Really, Finley, look for what this paper actually shows. Is what is claimed supported by the evidence reported?

Has anyone ever confirmed any of this?

Is it at all plausible?

What exactly is the effect of an electric field on the deposit? Is it described clearly and discriminated from the obvious wide variation seen *regardless*?

If their goal was to show an effect of a force on the cathode, applying an *external field* would not be a way to do it. That applies no force, there would have to be an internal field, which is not possible separately from there being an internal current, if there is a conductive electrolyte containing the cathode. Want a force? Well, one could fun high electrolytic current across the cell --- independently from the regular electrolysis. That high current would likely affect the cathode. It would exert an electric field effect. Definitely.

SPAWAR has done work with "external magnetic fields." Those fields penetrate the cell, practically as if the cell materials aren't there. There are known effects of a magentic field.

Nobody else has ever shown an effect from an "external electric field." And I doubt anyone is going to try. This paper provides no reason to do so! There is no comment on any possible enhancement of the heat effect or any other possible nuclear effect. This appeared in an electrochemistry journal. It was presumably of some interest as to shifts in the complex deposits formed with PdD codeposition or deposition/evolution. It has some pretty pictures. For comparison, there is one image of a "non-electric field" deposit that doesn't look a whole lot different from one with a field, and then lots of various images of complex structures, with an implication that these are related to the electric field. No real survey of what structures are found under either condition.

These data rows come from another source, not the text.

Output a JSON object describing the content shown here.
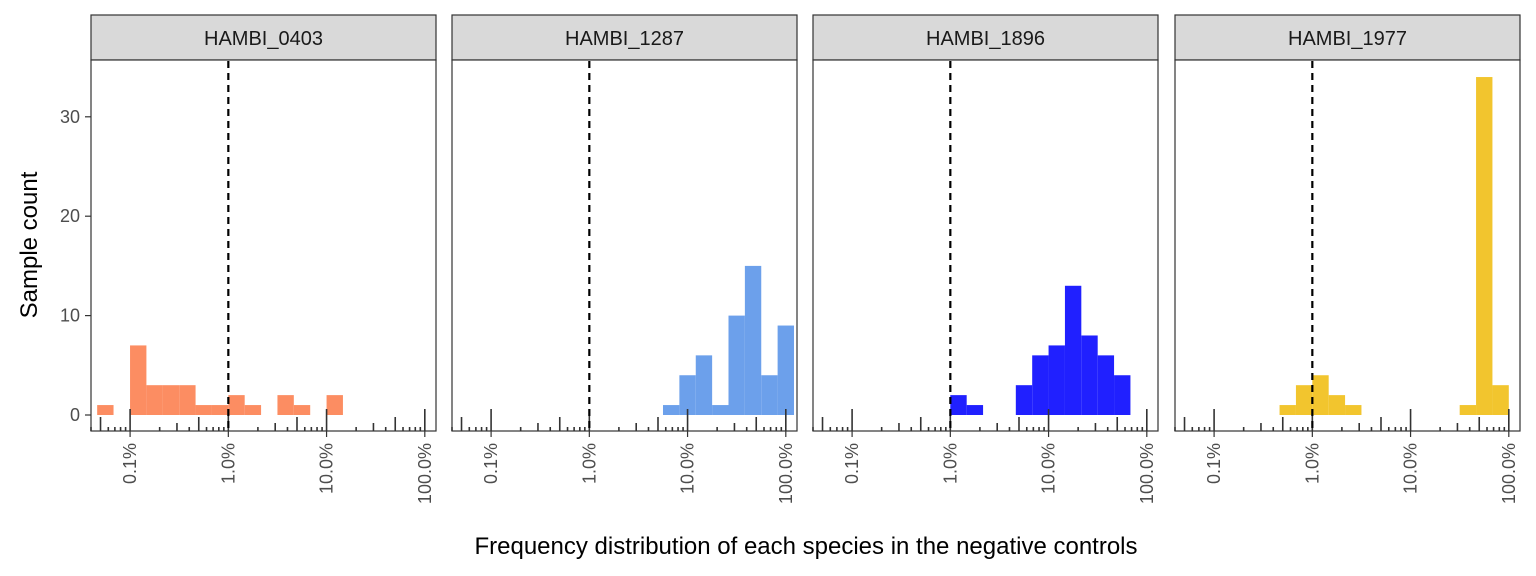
{
  "chart_data": {
    "type": "bar",
    "xlabel": "Frequency distribution of each species in the negative controls",
    "ylabel": "Sample count",
    "x_scale": "log10",
    "xlim": [
      0.0004,
      1.3
    ],
    "ylim": [
      -1.5,
      36
    ],
    "yticks": [
      0,
      10,
      20,
      30
    ],
    "xticks": [
      {
        "value": 0.001,
        "label": "0.1%"
      },
      {
        "value": 0.01,
        "label": "1.0%"
      },
      {
        "value": 0.1,
        "label": "10.0%"
      },
      {
        "value": 1.0,
        "label": "100.0%"
      }
    ],
    "bin_width_log10": 0.1667,
    "reference_line": {
      "x": 0.01,
      "style": "dashed",
      "color": "#000000"
    },
    "grid": false,
    "legend": "none",
    "facets": [
      {
        "name": "HAMBI_0403",
        "color": "#FC8D62",
        "bins": [
          {
            "x": 0.00056,
            "count": 1
          },
          {
            "x": 0.00121,
            "count": 7
          },
          {
            "x": 0.00178,
            "count": 3
          },
          {
            "x": 0.00261,
            "count": 3
          },
          {
            "x": 0.00383,
            "count": 3
          },
          {
            "x": 0.00562,
            "count": 1
          },
          {
            "x": 0.00825,
            "count": 1
          },
          {
            "x": 0.01211,
            "count": 2
          },
          {
            "x": 0.01778,
            "count": 1
          },
          {
            "x": 0.03831,
            "count": 2
          },
          {
            "x": 0.05623,
            "count": 1
          },
          {
            "x": 0.12115,
            "count": 2
          }
        ]
      },
      {
        "name": "HAMBI_1287",
        "color": "#6CA0EB",
        "bins": [
          {
            "x": 0.0681,
            "count": 1
          },
          {
            "x": 0.1,
            "count": 4
          },
          {
            "x": 0.1468,
            "count": 6
          },
          {
            "x": 0.2154,
            "count": 1
          },
          {
            "x": 0.3162,
            "count": 10
          },
          {
            "x": 0.4642,
            "count": 15
          },
          {
            "x": 0.6813,
            "count": 4
          },
          {
            "x": 1.0,
            "count": 9
          }
        ]
      },
      {
        "name": "HAMBI_1896",
        "color": "#2020FF",
        "bins": [
          {
            "x": 0.01211,
            "count": 2
          },
          {
            "x": 0.01778,
            "count": 1
          },
          {
            "x": 0.05623,
            "count": 3
          },
          {
            "x": 0.08254,
            "count": 6
          },
          {
            "x": 0.12115,
            "count": 7
          },
          {
            "x": 0.17783,
            "count": 13
          },
          {
            "x": 0.26102,
            "count": 8
          },
          {
            "x": 0.38312,
            "count": 6
          },
          {
            "x": 0.56234,
            "count": 4
          }
        ]
      },
      {
        "name": "HAMBI_1977",
        "color": "#F2C52E",
        "bins": [
          {
            "x": 0.00562,
            "count": 1
          },
          {
            "x": 0.00825,
            "count": 3
          },
          {
            "x": 0.01211,
            "count": 4
          },
          {
            "x": 0.01778,
            "count": 2
          },
          {
            "x": 0.0261,
            "count": 1
          },
          {
            "x": 0.38312,
            "count": 1
          },
          {
            "x": 0.56234,
            "count": 34
          },
          {
            "x": 0.8254,
            "count": 3
          }
        ]
      }
    ]
  }
}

But once we realize that the "external electric field" cannot be exerting any significant force on the cathode, we know that any possible DC electric field effect is completely buried deeply in the noise that does exist because of the electrolysis current (electrolysis is pretty noisy, the resistance varies substantially as bubbles are generated and released), we can easily see that the effects ascribed to the electric field must have some other cause, or don't exist, they are just illusory, as easily happens with subjective reports of "difference."

There is a possible other cause, this is a high-voltage source from a television, I think, and those often have a high-frequency element because of how the high voltage is generated. There may be a level of vibration in the cell, possibly above the audio range, I don't know what it would be. That vibration of the cell at some frequency would affect morphology is quite believable. Easy to test. But probably not worth the effort! There is *so* much else to do, with much greater implications.

Rich Murray noticed the error, and, this time, brought it up, I think, because Duncan referred to some SPAWAR images. Then Rich confused this electric field work with other work where the little "volcanos" are shown, and came up with speculations about how leakage of the high voltage could somehow sneak into and burn holes in the cathode.

Nope. Totally irrelevant, those volcanos are not part of this work, apparently (though maybe there is some reference or image elsewhere). The paper cited shows one "cavity." With unknown implications. No controls, so it's very difficult to determine causation or common cause. (They have obviously done a great deal of work without electric fields, but there was no *parallel* control, where all the conditions were necessarily kept the same. They also ascribed an effect to the field being turned on that easily could have been from the simultaneous doubling of electrolytic current, and probably was. That's not directly stated in the paper, you have to put it together from the description at first of the protocol. Later, they just say that when the HV was turned on -- or "the cell was placed in the field" [not a quote] -- the palladium deposit swelled. Turning up the current can be expected to increase loading, which can be expected to swell the palladium a bit.